Diese Bilder wurden übrigens nicht gestellt. Während des Schreibens des Artikels untersuchte ich meine eigenen Bildbestände und fand dort Serie um Serie. Den Weg in die (kleinere order größere) Öffentlichkeit fand aber jeweils immer nur ein einziges Bild.

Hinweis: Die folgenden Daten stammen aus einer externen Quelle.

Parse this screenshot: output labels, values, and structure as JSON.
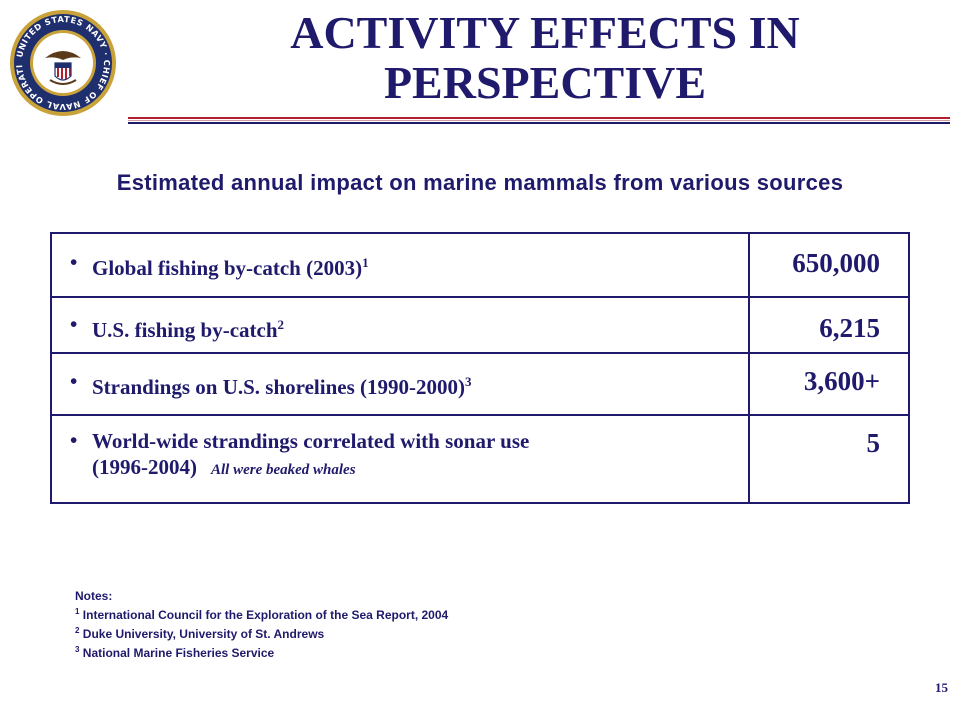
{
  "colors": {
    "navy": "#1f1a6b",
    "red_rule": "#b21f2d",
    "seal_gold": "#c9a33a",
    "seal_blue": "#1f2f6e"
  },
  "seal": {
    "icon": "navy-seal-icon",
    "text": "UNITED STATES NAVY · CHIEF OF NAVAL OPERATIONS"
  },
  "title": {
    "line1": "ACTIVITY EFFECTS IN",
    "line2": "PERSPECTIVE"
  },
  "subtitle": "Estimated annual impact on marine mammals from various sources",
  "rows": [
    {
      "bullet": "•",
      "label": "Global fishing by-catch (2003)",
      "sup": "1",
      "line2": "",
      "aside": "",
      "value": "650,000"
    },
    {
      "bullet": "•",
      "label": "U.S. fishing by-catch",
      "sup": "2",
      "line2": "",
      "aside": "",
      "value": "6,215"
    },
    {
      "bullet": "•",
      "label": "Strandings on U.S. shorelines (1990-2000)",
      "sup": "3",
      "line2": "",
      "aside": "",
      "value": "3,600+"
    },
    {
      "bullet": "•",
      "label": "World-wide strandings correlated with sonar use",
      "sup": "",
      "line2": "(1996-2004)",
      "aside": "All were beaked whales",
      "value": "5"
    }
  ],
  "notes": {
    "heading": "Notes:",
    "items": [
      {
        "num": "1",
        "text": "International Council for the Exploration of the Sea Report, 2004"
      },
      {
        "num": "2",
        "text": "Duke University, University of St. Andrews"
      },
      {
        "num": "3",
        "text": "National Marine Fisheries Service"
      }
    ]
  },
  "page_number": "15"
}
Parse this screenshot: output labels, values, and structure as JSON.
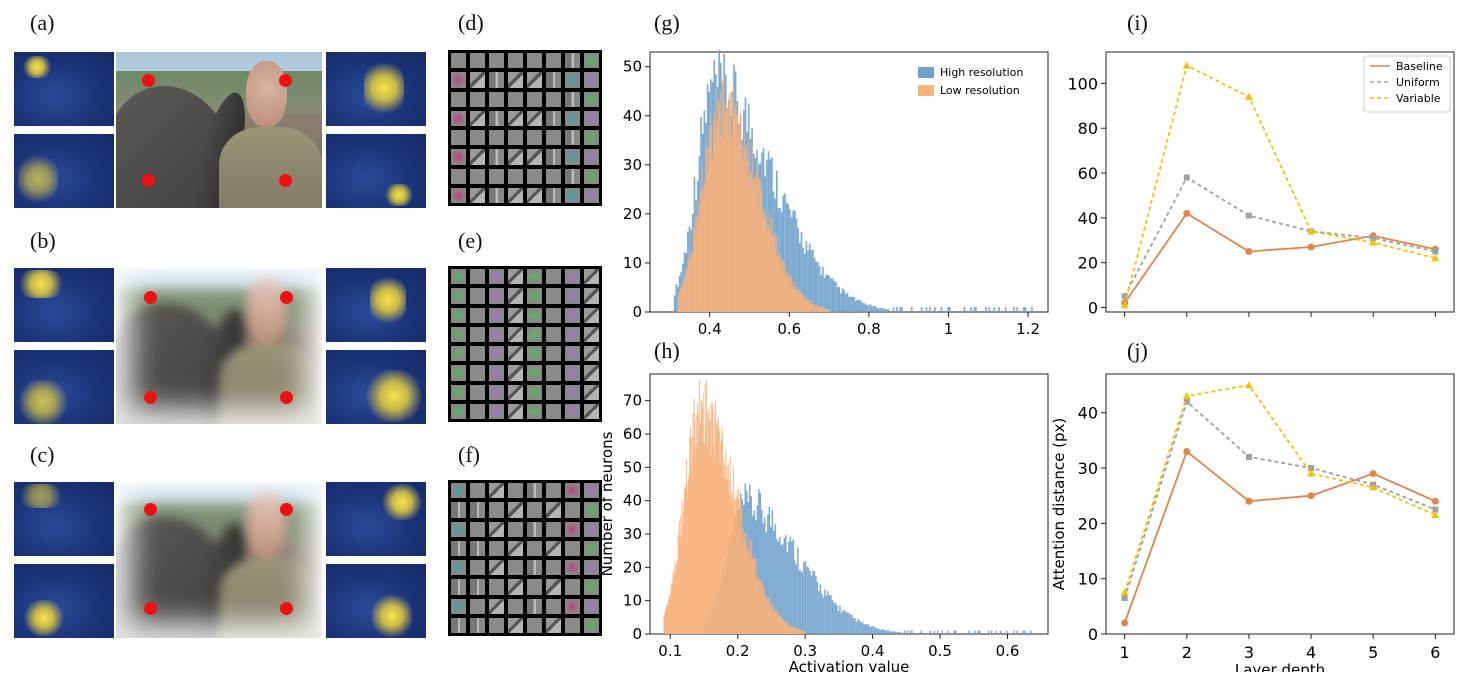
{
  "panel_labels": {
    "a": "(a)",
    "b": "(b)",
    "c": "(c)",
    "d": "(d)",
    "e": "(e)",
    "f": "(f)",
    "g": "(g)",
    "h": "(h)",
    "i": "(i)",
    "j": "(j)"
  },
  "colors": {
    "high_res": "#6fa1cc",
    "low_res": "#f7b27a",
    "baseline": "#e0844a",
    "uniform": "#a0a0a0",
    "variable": "#f2c20a",
    "attention_dot": "#ee1111"
  },
  "chart_data": [
    {
      "id": "g",
      "type": "bar",
      "x_ticks": [
        0.4,
        0.6,
        0.8,
        1.0,
        1.2
      ],
      "y_ticks": [
        0,
        10,
        20,
        30,
        40,
        50
      ],
      "xlim": [
        0.25,
        1.25
      ],
      "ylim": [
        0,
        53
      ],
      "legend": {
        "placement": "top-right",
        "entries": [
          {
            "name": "High resolution",
            "color": "#6fa1cc"
          },
          {
            "name": "Low resolution",
            "color": "#f7b27a"
          }
        ]
      },
      "series": [
        {
          "name": "High resolution",
          "peak_x": 0.41,
          "peak_y": 51,
          "x_min": 0.31,
          "x_max": 1.22
        },
        {
          "name": "Low resolution",
          "peak_x": 0.43,
          "peak_y": 47,
          "x_min": 0.32,
          "x_max": 0.7
        }
      ]
    },
    {
      "id": "h",
      "type": "bar",
      "xlabel": "Activation value",
      "ylabel": "Number of neurons",
      "x_ticks": [
        0.1,
        0.2,
        0.3,
        0.4,
        0.5,
        0.6
      ],
      "y_ticks": [
        0,
        10,
        20,
        30,
        40,
        50,
        60,
        70
      ],
      "xlim": [
        0.07,
        0.66
      ],
      "ylim": [
        0,
        78
      ],
      "series": [
        {
          "name": "High resolution",
          "peak_x": 0.21,
          "peak_y": 43,
          "x_min": 0.15,
          "x_max": 0.64
        },
        {
          "name": "Low resolution",
          "peak_x": 0.145,
          "peak_y": 75,
          "x_min": 0.09,
          "x_max": 0.3
        }
      ]
    },
    {
      "id": "i",
      "type": "line",
      "x": [
        1,
        2,
        3,
        4,
        5,
        6
      ],
      "ylim": [
        -2,
        114
      ],
      "y_ticks": [
        0,
        20,
        40,
        60,
        80,
        100
      ],
      "legend": {
        "placement": "top-right"
      },
      "series": [
        {
          "name": "Baseline",
          "values": [
            2,
            42,
            25,
            27,
            32,
            26
          ]
        },
        {
          "name": "Uniform",
          "values": [
            5,
            58,
            41,
            34,
            31,
            25
          ]
        },
        {
          "name": "Variable",
          "values": [
            1,
            108,
            94,
            34,
            29,
            22
          ]
        }
      ]
    },
    {
      "id": "j",
      "type": "line",
      "xlabel": "Layer depth",
      "ylabel": "Attention distance (px)",
      "x": [
        1,
        2,
        3,
        4,
        5,
        6
      ],
      "ylim": [
        0,
        47
      ],
      "x_ticks": [
        1,
        2,
        3,
        4,
        5,
        6
      ],
      "y_ticks": [
        0,
        10,
        20,
        30,
        40
      ],
      "series": [
        {
          "name": "Baseline",
          "values": [
            2,
            33,
            24,
            25,
            29,
            24
          ]
        },
        {
          "name": "Uniform",
          "values": [
            6.5,
            42,
            32,
            30,
            27,
            22.5
          ]
        },
        {
          "name": "Variable",
          "values": [
            7.5,
            43,
            45,
            29,
            26.5,
            21.5
          ]
        }
      ]
    }
  ]
}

Kamera trifft portable Media trifft Netzwerk

Hier trifft die Möglichkeit zur Serienproduktion, die wir der ‚digitalen Knipse‘ verdanken auf die Möglichkeiten von Smartphone-Technologie und Social Apps: Nicht nur können viele Bilder auf einmal gemacht werden, ohne dass die Begrenztheit des physischen Mediums eine besondere Rolle spielt (früher war bei 36 Bildern Schluss). Sie müssen nicht nur nicht entwickelt werden, sondern können auf demselben Gerät, das wir immer tragbar bei uns haben, den vielfältigen Kommunikationsnetzwerken zugeführt werden, von denen wir Teil sind. Oder von denen wir Teil werden, indem wir regelmäßig posten und uns so Nische und Publikum finden.

Jeder Tweet ein Los

Bei der Textproduktion ist das tatsächlich nicht viel anders. Statt Jahre an einem Roman zu werkeln (und unterdessen drei in der Schublade zu versenken) hauen routinierte TwitterInnen Tag um Tag Tweet auf Tweet raus. Irgendwann wird wohl einmal ein Sieger dabei sein – oftmals gewürfelt ist halb gewonnen. (Ja, auch ich habe so einen Erfolgstweet, den ich mir fame-süchtig auch noch aufs Profil geheftet habe, obwohl sein Thema mich nun schon länger nicht mehr beschäftigt.)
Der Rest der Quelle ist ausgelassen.